In fact, Trump's legal battle has actually accelerated his campaign's fundraising efforts and it appears his base is receptive to supporting the cause. According to NBC News, the Trump campaign has raised more than $27 million in a four-day span during a fundraising spree.

As the campaign raked in donations, courts were dismissing their lawsuits. In fact, a Pennsylvania judge recently dismissed a Trump campaign case with prejudice due to lack of evidence. Trump has even acknowledged the General Services Administration (GSA) will be moving forward with preliminary protocols to facilitate the transition of power to the Biden administration.

Although he has vowed that to never concede, the president on Monday insisted he "recommend(ed)" the GSA "do what needs to be done with regard to initial protocols" for the transition.

He later denied that he was acknowledging an electoral loss.

"What does GSA being allowed to preliminarily work with the Dems have to do with continuing to pursue our various cases on what will go down as the most corrupt election in American political history?
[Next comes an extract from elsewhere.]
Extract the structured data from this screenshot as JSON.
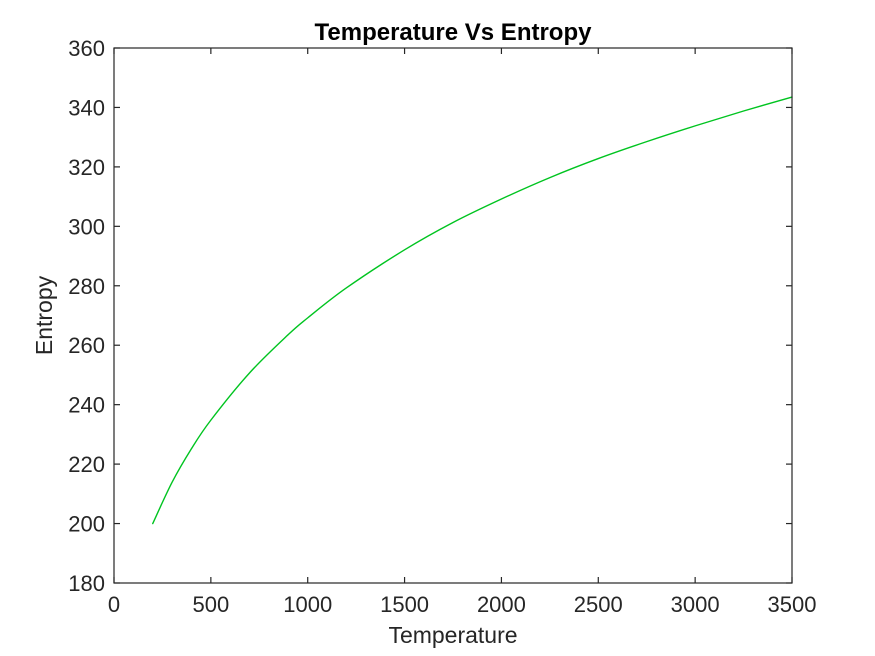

We are moving full speed ahead," he tweeted.

With Trump's post-election legal battle likely coming to an end over the next couple of weeks, there are questions about where the newly raised funds will go. According to The Washington Post, Trump has been telling his donors that the funds are being used for recounts and post-election legal battles, but that is not the case:

"The campaign is raising money off false assertions that have apparently helped it pay down its outstanding debt and will help finance the leadership PAC that could allow Trump to retain influence in the Republican Party even after leaving office."

With a disclaimer in campaign emails that suggests funds donated to the Trump campaign may be redirected to other causes, there is also speculation that Trump is using his "Save America" PAC for personal benefit or future political endeavors.

The Post also reports "Trump has spent the past four years defying norms and the law, and we shouldn't be surprised if he also seeks to exploit legal gray areas with his new leadership PAC. When the FEC's quorum is restored, it should act swiftly to adopt rules that prevent Trump or any other candidate from abusing donor funds held in a leadership PAC."